A Colorado neurologist is strapping medical-grade brain-sensor headphones and sleek consumer headbands onto patients, then letting artificial intelligence tell him how old their brains look compared to their bodies. Dr. Sean Pauzauskie, a UCHealth neurologist based in Fort Collins, says that tracking this "brain age" gap could help spot seizure risk, early dementia or stubborn "brain fog" before standard exams pick up trouble. The approach blends lab-quality EEG signals with algorithms trained on large datasets to detect aging patterns hidden in brainwaves.

As reported by CBS Colorado, Pauzauskie is testing a range of devices, from medical-grade EEG headphones to off-the-shelf headbands, to read brainwaves in real time and train AI models that could flag seizures and cognitive decline. "The more you can map out the function of the brain, the more you can change it," he told CBS Colorado. He also helped lead passage of Colorado's neural-data protections, according to the Colorado Medical Society.

How researchers turn brainwaves into an age

To get a "brain age," researchers train statistical models on EEG recordings so an algorithm can estimate how old someone is just from their brainwave patterns. The result can come out older or younger than a person’s actual age, which is where the red flags and optimism both start. A large open-access study in Imaging Neuroscience found that age prediction using low-cost mobile EEG collected during sleep and meditation is feasible, suggesting some consumer headbands are inching toward research-grade usefulness. InteraXon has also described plans for a brain-age feature and tools that let users watch how their readings change over time.

New privacy rules for neuronal data

Colorado lawmakers have tried to get out ahead of the brain-tech curve. HB24-1058 updated the state’s privacy act so that neural and biological data are explicitly defined as sensitive information, with the change taking effect in August 2024. The Colorado General Assembly notes that the law extends protections to data generated from measurements of the nervous system, including brainwave recordings. In Washington, Senate Democrats introduced the Management of Individuals’ Neural Data (MIND) Act, which would direct federal agencies to study how neural data should be governed and recommend national standards, according to Inside Privacy.

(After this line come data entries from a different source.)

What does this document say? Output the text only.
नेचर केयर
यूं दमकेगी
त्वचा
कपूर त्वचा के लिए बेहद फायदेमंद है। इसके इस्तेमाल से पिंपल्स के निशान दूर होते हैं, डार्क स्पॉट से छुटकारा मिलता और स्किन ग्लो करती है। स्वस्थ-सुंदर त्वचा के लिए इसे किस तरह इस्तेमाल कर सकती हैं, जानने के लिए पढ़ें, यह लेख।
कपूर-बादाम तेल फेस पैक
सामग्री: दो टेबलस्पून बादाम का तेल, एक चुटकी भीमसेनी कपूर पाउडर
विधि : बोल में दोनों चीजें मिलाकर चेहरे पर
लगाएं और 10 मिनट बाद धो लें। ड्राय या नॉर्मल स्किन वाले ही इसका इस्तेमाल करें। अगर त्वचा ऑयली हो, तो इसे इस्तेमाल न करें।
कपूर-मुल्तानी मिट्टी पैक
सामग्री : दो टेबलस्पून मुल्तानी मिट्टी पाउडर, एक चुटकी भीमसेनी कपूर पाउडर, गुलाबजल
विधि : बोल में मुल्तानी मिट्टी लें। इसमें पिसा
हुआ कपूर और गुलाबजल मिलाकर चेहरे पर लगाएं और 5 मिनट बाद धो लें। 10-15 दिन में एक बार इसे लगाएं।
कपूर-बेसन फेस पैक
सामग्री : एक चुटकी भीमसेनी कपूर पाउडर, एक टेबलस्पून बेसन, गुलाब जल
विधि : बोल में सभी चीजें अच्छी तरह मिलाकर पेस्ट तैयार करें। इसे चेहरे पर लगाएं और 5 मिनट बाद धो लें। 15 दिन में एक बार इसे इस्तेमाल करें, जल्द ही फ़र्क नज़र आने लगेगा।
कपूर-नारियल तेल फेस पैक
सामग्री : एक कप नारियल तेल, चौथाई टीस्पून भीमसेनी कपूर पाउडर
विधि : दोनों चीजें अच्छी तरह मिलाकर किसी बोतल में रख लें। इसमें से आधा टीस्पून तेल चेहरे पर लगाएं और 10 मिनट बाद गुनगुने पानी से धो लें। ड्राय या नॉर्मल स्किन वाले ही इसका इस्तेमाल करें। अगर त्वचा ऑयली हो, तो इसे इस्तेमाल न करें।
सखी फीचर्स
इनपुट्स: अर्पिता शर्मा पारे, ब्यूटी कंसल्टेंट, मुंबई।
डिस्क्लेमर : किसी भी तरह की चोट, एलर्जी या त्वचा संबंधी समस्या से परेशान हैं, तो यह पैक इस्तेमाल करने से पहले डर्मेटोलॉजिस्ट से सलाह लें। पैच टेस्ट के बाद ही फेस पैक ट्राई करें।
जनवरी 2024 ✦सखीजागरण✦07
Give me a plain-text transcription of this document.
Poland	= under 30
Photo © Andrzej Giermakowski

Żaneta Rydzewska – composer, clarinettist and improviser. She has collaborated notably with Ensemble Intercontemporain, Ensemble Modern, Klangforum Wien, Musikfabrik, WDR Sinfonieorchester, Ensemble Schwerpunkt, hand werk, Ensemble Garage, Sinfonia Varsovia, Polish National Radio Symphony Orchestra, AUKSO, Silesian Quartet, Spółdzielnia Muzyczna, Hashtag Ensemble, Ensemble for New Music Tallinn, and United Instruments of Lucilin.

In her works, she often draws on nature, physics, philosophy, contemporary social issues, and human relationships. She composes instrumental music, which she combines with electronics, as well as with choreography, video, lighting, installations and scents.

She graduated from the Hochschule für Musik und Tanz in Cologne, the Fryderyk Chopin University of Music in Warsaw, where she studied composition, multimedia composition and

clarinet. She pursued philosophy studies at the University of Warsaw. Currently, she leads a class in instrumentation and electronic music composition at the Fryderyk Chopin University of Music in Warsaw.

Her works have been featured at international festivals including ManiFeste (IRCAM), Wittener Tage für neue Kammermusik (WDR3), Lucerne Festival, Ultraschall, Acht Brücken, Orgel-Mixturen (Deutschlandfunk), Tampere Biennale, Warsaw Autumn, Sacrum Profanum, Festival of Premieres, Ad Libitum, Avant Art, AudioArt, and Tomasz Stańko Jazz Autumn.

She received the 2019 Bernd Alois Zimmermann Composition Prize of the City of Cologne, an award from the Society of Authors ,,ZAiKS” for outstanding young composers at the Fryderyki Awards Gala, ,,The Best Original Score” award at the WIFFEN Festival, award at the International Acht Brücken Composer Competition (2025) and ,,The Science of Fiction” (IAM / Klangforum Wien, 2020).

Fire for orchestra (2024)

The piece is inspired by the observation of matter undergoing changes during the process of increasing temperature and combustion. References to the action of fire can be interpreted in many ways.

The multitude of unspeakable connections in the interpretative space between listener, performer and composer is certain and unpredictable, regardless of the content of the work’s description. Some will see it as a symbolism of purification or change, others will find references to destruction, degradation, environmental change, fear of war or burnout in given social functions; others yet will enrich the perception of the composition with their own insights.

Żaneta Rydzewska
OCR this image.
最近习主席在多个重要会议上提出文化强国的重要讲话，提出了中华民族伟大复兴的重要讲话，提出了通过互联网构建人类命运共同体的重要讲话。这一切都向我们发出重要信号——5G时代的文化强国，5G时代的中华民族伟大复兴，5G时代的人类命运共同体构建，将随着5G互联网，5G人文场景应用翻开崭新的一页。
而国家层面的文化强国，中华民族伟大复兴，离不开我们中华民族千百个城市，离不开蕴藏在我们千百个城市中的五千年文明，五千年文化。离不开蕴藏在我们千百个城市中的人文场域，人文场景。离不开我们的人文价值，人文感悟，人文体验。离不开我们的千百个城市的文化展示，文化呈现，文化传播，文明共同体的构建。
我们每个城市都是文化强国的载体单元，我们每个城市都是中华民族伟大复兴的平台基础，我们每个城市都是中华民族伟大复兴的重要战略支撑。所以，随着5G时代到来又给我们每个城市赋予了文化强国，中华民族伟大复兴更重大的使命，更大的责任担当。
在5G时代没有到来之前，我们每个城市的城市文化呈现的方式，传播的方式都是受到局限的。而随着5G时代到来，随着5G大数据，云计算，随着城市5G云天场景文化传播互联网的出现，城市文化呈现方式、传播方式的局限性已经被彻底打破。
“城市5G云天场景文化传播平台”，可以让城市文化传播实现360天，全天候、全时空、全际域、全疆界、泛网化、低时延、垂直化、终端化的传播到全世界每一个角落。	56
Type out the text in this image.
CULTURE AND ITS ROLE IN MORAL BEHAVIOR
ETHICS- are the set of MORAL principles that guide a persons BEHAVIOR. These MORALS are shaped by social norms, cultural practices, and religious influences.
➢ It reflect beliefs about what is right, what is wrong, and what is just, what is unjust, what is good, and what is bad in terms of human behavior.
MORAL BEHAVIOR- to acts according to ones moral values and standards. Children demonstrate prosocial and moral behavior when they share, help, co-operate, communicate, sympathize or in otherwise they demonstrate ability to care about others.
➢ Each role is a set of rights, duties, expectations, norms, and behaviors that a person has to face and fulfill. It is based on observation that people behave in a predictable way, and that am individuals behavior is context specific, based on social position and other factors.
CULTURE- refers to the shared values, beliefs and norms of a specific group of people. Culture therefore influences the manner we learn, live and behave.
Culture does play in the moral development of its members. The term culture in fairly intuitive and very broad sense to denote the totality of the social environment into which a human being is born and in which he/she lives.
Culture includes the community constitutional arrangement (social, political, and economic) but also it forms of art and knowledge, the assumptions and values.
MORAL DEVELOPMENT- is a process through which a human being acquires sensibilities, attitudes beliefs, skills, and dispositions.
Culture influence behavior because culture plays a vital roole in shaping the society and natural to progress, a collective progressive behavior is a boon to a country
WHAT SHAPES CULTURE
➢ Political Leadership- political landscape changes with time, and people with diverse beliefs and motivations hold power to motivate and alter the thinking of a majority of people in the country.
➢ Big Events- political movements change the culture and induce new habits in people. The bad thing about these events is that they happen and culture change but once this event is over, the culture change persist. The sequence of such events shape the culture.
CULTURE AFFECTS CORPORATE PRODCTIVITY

Medical community wants guardrails

Clinicians and ethicists are intrigued by brain-age metrics but are not eager to see them turned into the next flashy wellness gimmick without rules. In a commentary in JAMA Neurology, Pauzauskie and co-authors called for protections that keep patients safe while still allowing research and innovation to move forward. The Colorado Medical Society has also pointed to a recent American Medical Association policy shift as a sign that physicians want consistent, transparent rules for how neural data is collected and used.

What this means for you

For everyday consumers, the message is equal parts possibility and caution. If a brain-age test suggests your brain looks older than your birth certificate, Pauzauskie told CBS Colorado you might qualify for more tailored interventions, ranging from neurofeedback approaches to targeted lifestyle changes. But peer-reviewed research shows these estimates can swing based on which device you use, how the measurements are taken and what data the models were trained on. Experts therefore say the results should be treated as a nudge to seek clinical follow-up, not as a stand-alone diagnosis, according to the Imaging Neuroscience study.

Where this is headed

With state laws already in place and federal proposals on the table, researchers and advocates expect brain-data rules to spread while companies race to sell brain metrics directly to consumers. Pauzauskie says he is working on similar neurorights bills in other states, and the Neurorights Foundation is tracking how policy and research are evolving. For Coloradans, that likely means more tools to monitor how their thinking changes over time, along with sharper questions about who gets to see and control the data coming off those brainwave headsets.